I drew a breath of hope; and then my hope was quashed. Miss Pinshon chose one of the two that opened into each other; and my only comfort was the fact that my own room had two doors and I was not obliged to go through Miss Pinshon's to get to it. Just as this business was settled, Preston called me out into the gallery and asked me to go for a walk. I questioned with myself a second whether I should ask leave; but I had an inward assurance that to ask leave would be not to go. I felt I must go. I ran back to the room where my things lay, and in two minutes I was out of the house.
My first introduction to Magnolia! How well I remember every minute and every foot of the way. It was delicious, the instant I stepped out among the oaks and into the sunshine. Freedom was there, at all events.
"Now, Daisy, we'll go to the stables," Preston said, "and see if there is anything fit for you. I am afraid there isn't; though Edwards told me he thought there was."

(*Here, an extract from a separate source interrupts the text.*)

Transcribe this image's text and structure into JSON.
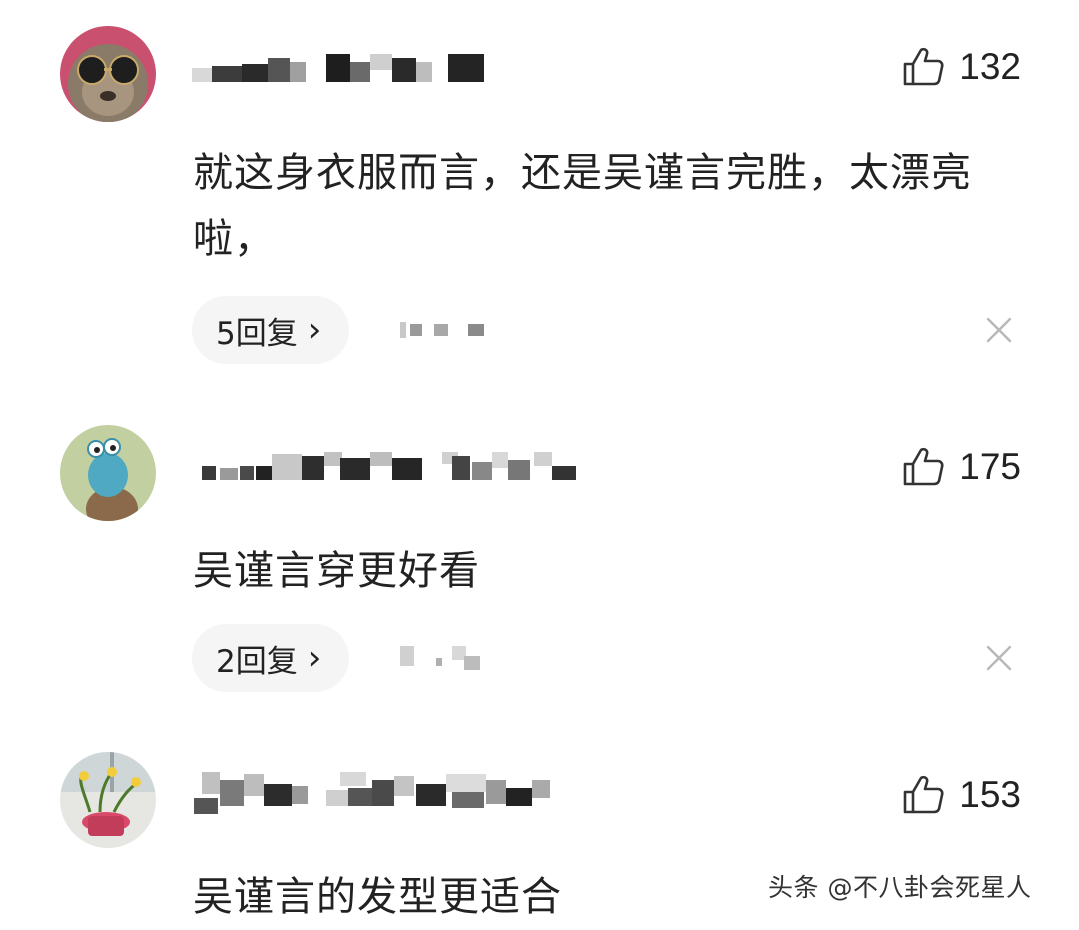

"Who is Edwards?" I asked, as we sped joyfully away through the oaks, across shade and sunshine.
"Oh, he is the overseer."
"What is an overseer?"
"What is an overseer?—why, he is the man that looks after things."
"What things?" I asked.
"All the things—everything, Daisy; all the affairs of the plantation; the rice fields and the cotton fields and the people, and everything."
"Where are the stables? and where are we going?"